My DH hasn't attracted this level of stalker but he knows how to talk to women as if they really matter. An old friend of mines who is well endowed said to me years ago "he was always the only guy in the pub who had a conversation with my face".

I have a friend who was single for years who similarly knew how to talk to women and he did get stalkers. Really bad ones.

I think there are certain women out there who are so low in self esteem or so starved of affection and respect that when a man comes along who treats them like a human being they get the idea tht there is more to it than there is. If its an ex who has had that effect I can imagine it could be quite potent.

Shapechanger Sat 07-Sep-13 14:04:59

Wow.

No wonder the OP never came back to this thread

I get this and think some of the comments re the OP's ex are a bit strong. But MN is full of wisdom and those who think that he is culpable in some way are in the majority. I started a thread (with another name, a while ago, it was in another life). The responses shocked me and gave me a very different perspective. It helped me to change and escape a destructive situation.

I too think that it is not all about the women, there is something the man is doing. Negative patterns in successive relationships do usually point to some quality in the 'victim'. I would never blame the woman who attracts abusive relationships. I had a pattern myself of getting involved with EA men because I was a people-pleaser with low self esteem. Also seemed to be on a mission to find men who had 'issues' in the belief I could 'fix' them.

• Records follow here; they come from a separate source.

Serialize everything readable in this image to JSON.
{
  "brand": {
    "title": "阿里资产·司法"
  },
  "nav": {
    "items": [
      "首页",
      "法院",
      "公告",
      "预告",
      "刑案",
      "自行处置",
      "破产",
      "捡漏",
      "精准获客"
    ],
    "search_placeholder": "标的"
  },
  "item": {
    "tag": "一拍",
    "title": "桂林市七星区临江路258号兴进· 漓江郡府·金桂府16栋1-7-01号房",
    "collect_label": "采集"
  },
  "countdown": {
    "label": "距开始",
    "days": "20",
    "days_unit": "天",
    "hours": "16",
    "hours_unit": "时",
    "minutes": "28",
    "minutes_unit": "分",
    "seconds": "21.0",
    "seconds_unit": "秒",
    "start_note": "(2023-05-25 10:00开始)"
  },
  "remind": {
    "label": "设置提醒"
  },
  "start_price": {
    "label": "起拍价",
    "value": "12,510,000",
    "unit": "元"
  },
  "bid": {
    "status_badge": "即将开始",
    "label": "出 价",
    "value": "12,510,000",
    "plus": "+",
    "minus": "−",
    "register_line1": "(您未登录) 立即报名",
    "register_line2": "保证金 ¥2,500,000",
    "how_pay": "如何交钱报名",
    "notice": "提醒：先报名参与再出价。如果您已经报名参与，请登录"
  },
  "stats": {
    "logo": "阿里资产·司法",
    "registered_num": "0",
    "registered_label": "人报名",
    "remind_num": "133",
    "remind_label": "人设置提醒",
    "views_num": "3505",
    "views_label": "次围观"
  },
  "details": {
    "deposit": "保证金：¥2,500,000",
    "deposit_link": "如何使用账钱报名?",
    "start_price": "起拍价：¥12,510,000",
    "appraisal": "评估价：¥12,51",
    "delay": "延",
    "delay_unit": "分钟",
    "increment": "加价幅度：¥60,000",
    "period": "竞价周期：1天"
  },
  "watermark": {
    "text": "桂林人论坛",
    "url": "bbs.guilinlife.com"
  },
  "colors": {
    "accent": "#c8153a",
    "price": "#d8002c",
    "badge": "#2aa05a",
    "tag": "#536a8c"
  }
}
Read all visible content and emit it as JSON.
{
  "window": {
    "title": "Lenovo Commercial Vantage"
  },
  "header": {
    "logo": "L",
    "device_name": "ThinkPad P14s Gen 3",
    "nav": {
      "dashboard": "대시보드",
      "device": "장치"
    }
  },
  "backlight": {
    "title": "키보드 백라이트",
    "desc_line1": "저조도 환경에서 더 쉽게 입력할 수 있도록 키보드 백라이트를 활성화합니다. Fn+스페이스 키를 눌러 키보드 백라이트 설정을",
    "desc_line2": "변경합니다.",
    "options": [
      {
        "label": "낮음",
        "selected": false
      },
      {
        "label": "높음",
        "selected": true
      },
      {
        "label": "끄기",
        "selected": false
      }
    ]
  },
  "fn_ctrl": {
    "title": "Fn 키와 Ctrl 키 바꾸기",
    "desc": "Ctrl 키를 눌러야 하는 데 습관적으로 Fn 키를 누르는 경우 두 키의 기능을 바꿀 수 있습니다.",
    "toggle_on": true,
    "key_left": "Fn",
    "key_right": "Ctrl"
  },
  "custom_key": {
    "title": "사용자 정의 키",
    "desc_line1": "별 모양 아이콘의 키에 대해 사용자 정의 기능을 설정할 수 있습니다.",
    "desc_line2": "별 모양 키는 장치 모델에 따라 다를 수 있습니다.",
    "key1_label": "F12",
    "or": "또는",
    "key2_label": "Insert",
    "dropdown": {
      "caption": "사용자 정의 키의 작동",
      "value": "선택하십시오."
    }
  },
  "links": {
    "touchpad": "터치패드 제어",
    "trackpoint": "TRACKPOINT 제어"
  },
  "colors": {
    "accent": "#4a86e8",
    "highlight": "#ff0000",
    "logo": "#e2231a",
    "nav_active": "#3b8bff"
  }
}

Once I realised that this was happening because of me I was able to stop it from happening again. I'm out of an EA marriage now and in a happier relationship, albeit a casual one, where I am not a pushover. It's been a revelation; I will never go back to the old, destructive pattern as it has opened my eyes and given me the confidence to break the vicious cycle.

GingerBlondecat Sat 07-Sep-13 15:55:33

sad I've had a couple of stalkers.
But then I also attract crazy people. Ohh wait, they are one and the same shock

Go figgure

GingerBlondecat Sat 07-Sep-13 15:58:03

SMH You folks just can't keep the newbie poster, canya sighh. hmm

I pointed out very early on that the DH was the common denominator, I'm not disagreeing with that.

Interesting that you slip and say "OP's ex" though - this man is her husband, who she's married to, and everyone's rabbiting "leave the bastard" like it's someone she met online and has had three dates with. Hardly helpful.

That's the ones who didn't stop reading at "socio-economic gap" and vanish into a frenzy of shoulder-chips.

The "LTB" culture on this board really gets on my wick sometimes. I mean, there's an acronym for crying out loud.

musicismylife Tue 10-Sep-13 23:01:56

Op, it sounds like you are stalking your DHs exes.

You seem to know a lot about them, looks, nationality, jobs.

Are you feeling threatened?

Bogeyface Wed 11-Sep-13 00:52:20

I would imagine that she is feeling threatened and if I were her the first thing I would do is find out everything I could about the women involved!

Are you suggesting she just ignores it?

peedoffbird Wed 11-Sep-13 03:11:39

I'm afraid my very first thought on reading the OP was that her dh may not be the innocent bystander that this is happening TO. This is not normal and he is at the centre of this.

Hope you're ok OP.

BerylStreep Thu 12-Sep-13 17:48:37

From reading your OP again, I think it sounds like your DH is a bit of a people pleaser, and needs to have better boundaries from the start with people.